Kara mengerjap. Ia baru sadar bahwa mulutnya sedikit terbuka dan cepat-cepat menutupnya.

“Ternyata dia belum berubah? Dia masih setan angkuh yang dingin dan tidak berperasaan! Apa yang harus kulakukan sekarang? Haruskah aku menjambak rambutnya atau mencolok matanya? Dia penyebab hidupku menderita!”

“Tapi bagaimana kalau dia marah dan langsung membunuhku? Si Kembar pasti akan sangat sedih.
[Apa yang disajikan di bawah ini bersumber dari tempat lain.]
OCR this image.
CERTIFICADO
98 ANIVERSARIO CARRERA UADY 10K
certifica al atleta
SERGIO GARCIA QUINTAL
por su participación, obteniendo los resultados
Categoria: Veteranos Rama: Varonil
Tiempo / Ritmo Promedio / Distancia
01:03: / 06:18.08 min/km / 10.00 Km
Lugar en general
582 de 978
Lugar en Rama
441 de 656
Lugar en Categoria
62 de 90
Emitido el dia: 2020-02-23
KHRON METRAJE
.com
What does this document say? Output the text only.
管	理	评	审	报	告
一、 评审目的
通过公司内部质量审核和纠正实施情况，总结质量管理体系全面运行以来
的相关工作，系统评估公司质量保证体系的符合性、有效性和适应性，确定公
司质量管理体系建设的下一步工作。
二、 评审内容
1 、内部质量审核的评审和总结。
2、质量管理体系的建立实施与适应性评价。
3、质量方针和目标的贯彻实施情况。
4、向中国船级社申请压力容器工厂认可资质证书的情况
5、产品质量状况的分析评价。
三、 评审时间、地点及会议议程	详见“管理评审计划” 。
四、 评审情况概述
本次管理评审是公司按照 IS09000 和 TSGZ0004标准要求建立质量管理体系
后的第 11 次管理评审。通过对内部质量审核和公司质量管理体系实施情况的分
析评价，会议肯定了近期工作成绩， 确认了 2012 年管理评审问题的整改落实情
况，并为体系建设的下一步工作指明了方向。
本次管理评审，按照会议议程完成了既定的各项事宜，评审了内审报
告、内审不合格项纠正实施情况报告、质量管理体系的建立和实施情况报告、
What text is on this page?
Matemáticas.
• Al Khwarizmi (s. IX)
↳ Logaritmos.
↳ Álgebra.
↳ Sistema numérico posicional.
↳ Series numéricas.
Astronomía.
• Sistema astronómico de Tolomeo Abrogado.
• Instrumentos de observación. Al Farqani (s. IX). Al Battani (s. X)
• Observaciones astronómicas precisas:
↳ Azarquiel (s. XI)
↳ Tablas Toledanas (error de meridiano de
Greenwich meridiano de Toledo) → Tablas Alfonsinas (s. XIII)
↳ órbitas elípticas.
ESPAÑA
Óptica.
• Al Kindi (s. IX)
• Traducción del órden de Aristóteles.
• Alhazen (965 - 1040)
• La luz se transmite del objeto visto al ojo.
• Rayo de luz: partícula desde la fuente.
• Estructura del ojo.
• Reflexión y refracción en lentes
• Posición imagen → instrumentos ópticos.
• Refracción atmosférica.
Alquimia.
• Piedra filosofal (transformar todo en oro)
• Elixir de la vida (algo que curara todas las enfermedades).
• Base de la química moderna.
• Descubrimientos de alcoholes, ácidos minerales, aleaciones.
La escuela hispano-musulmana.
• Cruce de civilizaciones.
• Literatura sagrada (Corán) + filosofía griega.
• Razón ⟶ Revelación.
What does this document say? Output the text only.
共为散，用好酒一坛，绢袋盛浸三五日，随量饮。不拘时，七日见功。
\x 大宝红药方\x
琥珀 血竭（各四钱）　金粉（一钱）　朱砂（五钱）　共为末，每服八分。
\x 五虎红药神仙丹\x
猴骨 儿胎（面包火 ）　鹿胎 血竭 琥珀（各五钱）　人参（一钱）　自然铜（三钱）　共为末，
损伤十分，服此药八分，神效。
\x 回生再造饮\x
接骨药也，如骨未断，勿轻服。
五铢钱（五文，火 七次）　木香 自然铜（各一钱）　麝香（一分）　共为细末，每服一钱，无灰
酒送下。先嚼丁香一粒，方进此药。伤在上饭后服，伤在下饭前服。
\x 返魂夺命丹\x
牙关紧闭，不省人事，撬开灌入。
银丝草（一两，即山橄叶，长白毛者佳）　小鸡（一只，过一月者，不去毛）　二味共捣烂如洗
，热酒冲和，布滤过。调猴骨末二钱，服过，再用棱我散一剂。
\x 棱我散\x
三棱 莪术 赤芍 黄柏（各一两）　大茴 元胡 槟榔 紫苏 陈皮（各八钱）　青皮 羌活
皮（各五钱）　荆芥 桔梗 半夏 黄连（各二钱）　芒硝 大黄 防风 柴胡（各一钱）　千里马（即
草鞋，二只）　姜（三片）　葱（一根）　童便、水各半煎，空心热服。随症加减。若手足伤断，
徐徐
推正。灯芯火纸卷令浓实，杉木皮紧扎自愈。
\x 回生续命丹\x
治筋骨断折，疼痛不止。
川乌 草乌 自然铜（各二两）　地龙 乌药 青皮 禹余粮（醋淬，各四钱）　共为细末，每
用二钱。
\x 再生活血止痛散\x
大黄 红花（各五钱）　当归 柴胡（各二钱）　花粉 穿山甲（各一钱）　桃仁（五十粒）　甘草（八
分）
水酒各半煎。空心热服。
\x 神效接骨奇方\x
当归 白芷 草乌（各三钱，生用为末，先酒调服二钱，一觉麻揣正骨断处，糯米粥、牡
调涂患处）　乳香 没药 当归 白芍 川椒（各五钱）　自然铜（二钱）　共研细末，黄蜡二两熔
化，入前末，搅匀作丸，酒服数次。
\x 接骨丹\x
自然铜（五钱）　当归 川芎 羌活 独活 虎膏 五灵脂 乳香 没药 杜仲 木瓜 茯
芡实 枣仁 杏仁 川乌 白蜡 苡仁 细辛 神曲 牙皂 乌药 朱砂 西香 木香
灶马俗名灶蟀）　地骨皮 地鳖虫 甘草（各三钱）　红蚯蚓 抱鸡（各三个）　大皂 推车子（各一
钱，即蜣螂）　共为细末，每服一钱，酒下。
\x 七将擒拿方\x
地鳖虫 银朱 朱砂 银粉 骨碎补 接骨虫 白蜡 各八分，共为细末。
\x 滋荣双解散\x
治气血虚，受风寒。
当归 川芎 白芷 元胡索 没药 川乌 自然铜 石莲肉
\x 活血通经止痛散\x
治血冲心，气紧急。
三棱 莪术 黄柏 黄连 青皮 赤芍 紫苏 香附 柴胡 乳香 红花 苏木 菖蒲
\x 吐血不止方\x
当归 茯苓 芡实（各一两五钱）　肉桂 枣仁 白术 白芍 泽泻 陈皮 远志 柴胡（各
Mereka tidak akan bisa bertahan hidup. Haruskah aku melarikan diri? Mumpung setan abu-abu ini belum menyadari identitasku.”

“Benar! Aku tidak boleh membiarkan setan cabul ini menindasku lagi. Dia sudah membuangku dari hidupnya. Akan kubuktikan bahwa aku mampu bertahan tanpa sepeser pun uang darinya.”

“Kau!”

Kara meruncingkan telunjuk tepat di depan hidung sang CEO. Semua yang melihat pun terbelalak. Untuk pertama kalinya, seseorang berani menentang Frank Harper selantang dan sedekat itu.